Au petit matin, le Professeur s’éveilla et s’assit sur son lit. Le soleil entrait à grands flots dans la bergerie par la porte restée ouverte.

 

Le Professeur s’ébroua, alla puiser de l’eau fraîche dans un seau et s’en aspergea longuement le visage. Une barbe dure, de deux jours, crissait sous ses doigts.

 

- Quel rêve étonnant j’ai fait, songea-t-il. Dommage que ce ne soit qu’un rêve…

 

Il vaqua aux menus rangements quotidiens nécessaires pour que sa demeure gardât un minimum d’aspect civilisé. Mais, tandis qu’il s’activait, les images de son rêve revenaient, lancinantes.

 

- Pour le coup, si je racontais tout cela à quiconque, ma réputation de cinglé serait définitivement établie.

 

Sa voix, résonnant entre les quatre murs, lui parut sonner faux. Il résista à la tentation jusqu’en fin de matinée. Puis, n’y tenant plus, il saisit son bâton, claqua sa porte et prit le chemin de la Commanderie.

 

Hiératiques, les ruines se dressaient en plein soleil.

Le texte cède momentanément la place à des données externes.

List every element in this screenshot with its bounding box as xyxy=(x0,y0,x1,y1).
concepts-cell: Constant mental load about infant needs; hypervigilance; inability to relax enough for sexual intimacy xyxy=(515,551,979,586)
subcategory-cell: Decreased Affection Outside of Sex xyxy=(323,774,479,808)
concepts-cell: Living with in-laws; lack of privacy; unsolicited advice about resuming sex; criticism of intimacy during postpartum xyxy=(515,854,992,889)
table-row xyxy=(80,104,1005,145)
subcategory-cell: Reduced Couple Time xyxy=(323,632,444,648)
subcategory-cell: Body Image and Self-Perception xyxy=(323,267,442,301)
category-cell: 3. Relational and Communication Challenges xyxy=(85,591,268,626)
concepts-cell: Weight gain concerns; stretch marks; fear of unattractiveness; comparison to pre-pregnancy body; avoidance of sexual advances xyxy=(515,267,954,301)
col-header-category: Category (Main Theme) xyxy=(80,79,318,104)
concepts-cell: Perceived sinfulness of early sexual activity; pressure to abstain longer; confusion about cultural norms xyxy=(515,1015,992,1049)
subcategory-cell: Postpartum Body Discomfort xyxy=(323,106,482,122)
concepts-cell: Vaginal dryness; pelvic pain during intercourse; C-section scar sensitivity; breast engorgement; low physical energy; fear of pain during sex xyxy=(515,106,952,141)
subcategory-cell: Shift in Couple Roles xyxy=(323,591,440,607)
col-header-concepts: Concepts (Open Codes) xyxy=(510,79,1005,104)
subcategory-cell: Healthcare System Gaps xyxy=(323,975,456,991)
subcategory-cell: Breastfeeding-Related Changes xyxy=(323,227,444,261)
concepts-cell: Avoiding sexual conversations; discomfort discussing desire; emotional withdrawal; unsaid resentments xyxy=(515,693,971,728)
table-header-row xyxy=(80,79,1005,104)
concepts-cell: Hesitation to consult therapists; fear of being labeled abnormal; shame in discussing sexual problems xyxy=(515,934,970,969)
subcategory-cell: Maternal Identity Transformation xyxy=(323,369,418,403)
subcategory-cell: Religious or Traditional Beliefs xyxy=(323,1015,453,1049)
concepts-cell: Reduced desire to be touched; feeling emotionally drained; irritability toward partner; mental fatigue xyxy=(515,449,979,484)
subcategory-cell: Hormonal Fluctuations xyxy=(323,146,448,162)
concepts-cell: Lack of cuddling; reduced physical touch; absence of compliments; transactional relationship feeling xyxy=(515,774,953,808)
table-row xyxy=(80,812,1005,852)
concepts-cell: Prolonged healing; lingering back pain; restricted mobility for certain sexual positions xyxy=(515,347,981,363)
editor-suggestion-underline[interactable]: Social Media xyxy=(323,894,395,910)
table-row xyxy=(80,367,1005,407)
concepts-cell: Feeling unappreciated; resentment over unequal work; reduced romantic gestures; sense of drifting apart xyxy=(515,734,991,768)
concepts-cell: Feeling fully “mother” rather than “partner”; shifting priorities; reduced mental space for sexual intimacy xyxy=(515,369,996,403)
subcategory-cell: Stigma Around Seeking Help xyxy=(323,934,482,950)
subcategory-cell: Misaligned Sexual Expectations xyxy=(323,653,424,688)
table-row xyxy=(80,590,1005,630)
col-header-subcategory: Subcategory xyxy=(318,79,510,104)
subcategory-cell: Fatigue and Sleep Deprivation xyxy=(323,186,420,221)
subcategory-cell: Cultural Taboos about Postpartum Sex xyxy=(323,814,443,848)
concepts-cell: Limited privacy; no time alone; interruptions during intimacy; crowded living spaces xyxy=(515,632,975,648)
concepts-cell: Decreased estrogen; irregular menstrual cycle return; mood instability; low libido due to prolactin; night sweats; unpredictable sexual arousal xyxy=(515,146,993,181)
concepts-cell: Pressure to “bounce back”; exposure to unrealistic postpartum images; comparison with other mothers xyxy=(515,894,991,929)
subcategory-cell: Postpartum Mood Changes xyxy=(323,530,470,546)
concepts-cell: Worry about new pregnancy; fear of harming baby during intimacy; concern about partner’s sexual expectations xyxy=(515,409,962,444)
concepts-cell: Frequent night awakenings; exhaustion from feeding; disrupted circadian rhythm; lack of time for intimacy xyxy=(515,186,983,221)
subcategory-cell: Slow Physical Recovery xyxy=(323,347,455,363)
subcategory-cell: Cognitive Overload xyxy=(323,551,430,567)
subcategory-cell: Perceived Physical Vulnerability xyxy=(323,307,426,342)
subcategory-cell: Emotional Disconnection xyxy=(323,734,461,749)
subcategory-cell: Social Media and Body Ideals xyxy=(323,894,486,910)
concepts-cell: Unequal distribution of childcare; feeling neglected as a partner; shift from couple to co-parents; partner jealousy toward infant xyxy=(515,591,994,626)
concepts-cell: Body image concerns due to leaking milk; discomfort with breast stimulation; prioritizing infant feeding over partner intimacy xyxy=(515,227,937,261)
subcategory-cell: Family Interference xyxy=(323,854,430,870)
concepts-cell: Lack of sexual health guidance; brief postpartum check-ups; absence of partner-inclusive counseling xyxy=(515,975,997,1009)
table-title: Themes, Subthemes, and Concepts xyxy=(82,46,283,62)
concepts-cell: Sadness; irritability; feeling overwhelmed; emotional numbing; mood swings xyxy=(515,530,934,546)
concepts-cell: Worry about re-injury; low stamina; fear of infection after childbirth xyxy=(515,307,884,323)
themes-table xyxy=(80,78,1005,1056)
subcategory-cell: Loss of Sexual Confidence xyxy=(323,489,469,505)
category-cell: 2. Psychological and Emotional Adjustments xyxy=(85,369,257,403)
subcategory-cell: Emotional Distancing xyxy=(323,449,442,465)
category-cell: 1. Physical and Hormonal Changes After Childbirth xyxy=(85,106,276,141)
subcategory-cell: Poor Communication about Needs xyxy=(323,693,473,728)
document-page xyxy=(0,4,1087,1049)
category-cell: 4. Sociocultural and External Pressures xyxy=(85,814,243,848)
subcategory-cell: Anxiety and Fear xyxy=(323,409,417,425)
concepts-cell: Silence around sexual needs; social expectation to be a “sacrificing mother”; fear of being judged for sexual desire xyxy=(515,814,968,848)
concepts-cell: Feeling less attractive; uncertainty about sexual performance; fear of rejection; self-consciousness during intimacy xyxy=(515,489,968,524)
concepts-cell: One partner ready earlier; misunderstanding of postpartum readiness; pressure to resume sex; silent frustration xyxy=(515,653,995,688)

Au milieu de la cour, les braises d’un grand feu palpitaient encore. Le regard du Professeur fut attiré par une marque blanche qui se détachait sur la pierre grise de l’autel, au milieu des ruines de la chapelle. En s’approchant, il distingua un signe, fraîchement et profondément gravé dans la pierre. C’était une croix pattée.

 

Le soleil brillait plus haut, plus fort.

Le Professeur partit d’un bon pas vers le pays des hommes pour leur annoncer la bonne nouvelle.